The other group I want to talk about is Honor the Earth. It is committed to creating awareness and support for Native environmental issues and develop financial and political resources for sustainable Native communities. Honor the Earth was established by Winona LaDuke and Indigo Girls, Amy Ray and Emily Saliers in 1993. It is a Native-led organization.
Honor the Earth is currently engaged in a two-year program about climate change, opposition to extreme fracking, and laying the ground work to restore Indigenous economies. Indigenous people are directly impacted by climate change especially in the Artic. The melting of the ice is making it harder for them to fish or live in their traditional lands because the melting ice is removing land. According to Honor the Earth, almost 24% of US coal reserves are on Indigenous lands. Plants on the Navajo and Crow reservations add 60 million tons of carbon dioxide into the atmosphere annually.

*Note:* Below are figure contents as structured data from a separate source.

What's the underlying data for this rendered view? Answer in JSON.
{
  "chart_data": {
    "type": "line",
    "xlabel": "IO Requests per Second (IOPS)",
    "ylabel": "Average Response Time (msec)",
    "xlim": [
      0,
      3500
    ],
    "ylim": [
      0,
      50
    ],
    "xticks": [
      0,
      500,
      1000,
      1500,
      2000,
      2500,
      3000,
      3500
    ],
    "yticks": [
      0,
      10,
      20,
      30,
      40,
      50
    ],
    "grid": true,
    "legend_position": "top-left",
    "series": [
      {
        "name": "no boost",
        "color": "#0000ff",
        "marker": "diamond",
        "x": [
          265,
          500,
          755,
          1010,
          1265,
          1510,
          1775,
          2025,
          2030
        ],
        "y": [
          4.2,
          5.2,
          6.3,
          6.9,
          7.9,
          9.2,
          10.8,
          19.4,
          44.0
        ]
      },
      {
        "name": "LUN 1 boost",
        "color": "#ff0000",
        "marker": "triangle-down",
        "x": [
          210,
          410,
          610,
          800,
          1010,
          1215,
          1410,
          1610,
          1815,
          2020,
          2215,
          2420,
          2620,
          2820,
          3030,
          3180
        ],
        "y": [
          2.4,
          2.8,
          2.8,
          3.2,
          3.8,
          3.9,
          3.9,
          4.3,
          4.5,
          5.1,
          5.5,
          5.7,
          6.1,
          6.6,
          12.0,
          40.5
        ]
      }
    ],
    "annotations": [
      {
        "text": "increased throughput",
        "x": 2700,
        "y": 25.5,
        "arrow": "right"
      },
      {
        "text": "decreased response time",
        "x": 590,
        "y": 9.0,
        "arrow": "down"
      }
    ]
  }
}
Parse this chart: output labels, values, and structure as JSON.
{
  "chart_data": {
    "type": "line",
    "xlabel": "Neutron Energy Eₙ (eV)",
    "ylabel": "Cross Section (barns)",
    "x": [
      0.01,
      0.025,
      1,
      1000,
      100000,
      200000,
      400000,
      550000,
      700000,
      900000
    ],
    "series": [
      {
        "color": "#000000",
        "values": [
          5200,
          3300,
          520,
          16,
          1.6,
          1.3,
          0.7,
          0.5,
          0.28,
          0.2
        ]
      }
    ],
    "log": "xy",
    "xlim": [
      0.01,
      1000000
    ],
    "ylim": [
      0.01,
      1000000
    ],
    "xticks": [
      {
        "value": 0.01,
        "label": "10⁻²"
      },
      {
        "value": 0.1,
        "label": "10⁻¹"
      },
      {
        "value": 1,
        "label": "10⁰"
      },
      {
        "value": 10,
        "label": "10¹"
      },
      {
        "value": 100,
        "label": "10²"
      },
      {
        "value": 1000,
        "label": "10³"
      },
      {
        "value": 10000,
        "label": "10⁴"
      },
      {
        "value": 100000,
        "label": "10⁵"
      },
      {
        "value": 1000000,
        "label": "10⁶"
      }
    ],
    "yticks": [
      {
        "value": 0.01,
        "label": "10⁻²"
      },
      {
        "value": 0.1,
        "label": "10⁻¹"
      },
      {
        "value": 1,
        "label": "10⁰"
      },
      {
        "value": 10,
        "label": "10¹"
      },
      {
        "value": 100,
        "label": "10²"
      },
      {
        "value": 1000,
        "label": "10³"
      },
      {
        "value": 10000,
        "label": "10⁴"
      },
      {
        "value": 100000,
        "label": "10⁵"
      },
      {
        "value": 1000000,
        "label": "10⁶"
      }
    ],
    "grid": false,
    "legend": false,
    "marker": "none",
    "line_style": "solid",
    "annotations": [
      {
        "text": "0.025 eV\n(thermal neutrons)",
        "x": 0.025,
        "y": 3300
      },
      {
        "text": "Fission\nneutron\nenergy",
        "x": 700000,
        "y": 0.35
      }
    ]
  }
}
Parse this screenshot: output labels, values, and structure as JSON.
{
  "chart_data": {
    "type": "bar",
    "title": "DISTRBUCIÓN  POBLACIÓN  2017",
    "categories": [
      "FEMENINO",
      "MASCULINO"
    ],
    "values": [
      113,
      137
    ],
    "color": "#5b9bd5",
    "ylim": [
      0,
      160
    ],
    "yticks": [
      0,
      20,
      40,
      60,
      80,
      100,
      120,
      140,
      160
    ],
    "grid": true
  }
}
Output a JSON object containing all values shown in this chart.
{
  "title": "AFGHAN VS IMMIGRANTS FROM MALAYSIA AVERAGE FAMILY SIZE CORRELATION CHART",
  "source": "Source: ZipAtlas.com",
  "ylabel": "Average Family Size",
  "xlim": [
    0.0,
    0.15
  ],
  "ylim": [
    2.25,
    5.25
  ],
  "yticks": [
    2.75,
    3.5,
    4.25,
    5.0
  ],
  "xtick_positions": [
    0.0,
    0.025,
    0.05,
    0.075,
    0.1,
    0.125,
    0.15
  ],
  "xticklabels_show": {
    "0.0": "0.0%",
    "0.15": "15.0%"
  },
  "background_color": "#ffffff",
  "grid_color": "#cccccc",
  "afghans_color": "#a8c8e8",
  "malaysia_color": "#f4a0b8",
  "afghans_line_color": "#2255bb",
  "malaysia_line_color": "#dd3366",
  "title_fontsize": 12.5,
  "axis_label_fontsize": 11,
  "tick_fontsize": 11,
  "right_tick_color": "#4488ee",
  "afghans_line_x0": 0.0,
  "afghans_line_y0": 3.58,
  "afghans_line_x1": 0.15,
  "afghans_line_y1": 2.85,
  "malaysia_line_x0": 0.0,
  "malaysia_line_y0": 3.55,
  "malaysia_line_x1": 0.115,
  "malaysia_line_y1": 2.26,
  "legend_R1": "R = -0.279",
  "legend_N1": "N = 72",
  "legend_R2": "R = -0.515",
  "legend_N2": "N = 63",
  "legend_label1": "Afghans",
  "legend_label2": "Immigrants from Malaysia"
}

There is one issue that will appeal to a variety of feminist, Honor the Earth has a campaign they are doing for sexual violence in extraction zones. Federal studies have shown that American Indian women are 2.5 times more likely to be raped or sexually assaulted than women in the USA in general. Also 1 in 3 Native women will be raped in their life time versus the 1 in 5 for women as a whole. North Dakota’s Uniform Crime Report shows an increase of 7.2% (there were 243 rapes in 2012 and 207 in 2011). The report found 12 of North Dakota’s top oil-producing counties accounted for much of the crime. The main difference between these counties and the rest of North Dakota is the “man camps” which is where men stay who come to work the land for oil. This campaign took place during the Obama Administration, when the Keystone XL Pipeline was the big environmental issue of the day.
These are only two of the countless Native American environmental groups in the USA. But we shouldn’t read the posts published during this month and forget about them tomorrow, we need to remember the fight they are in and stand with them.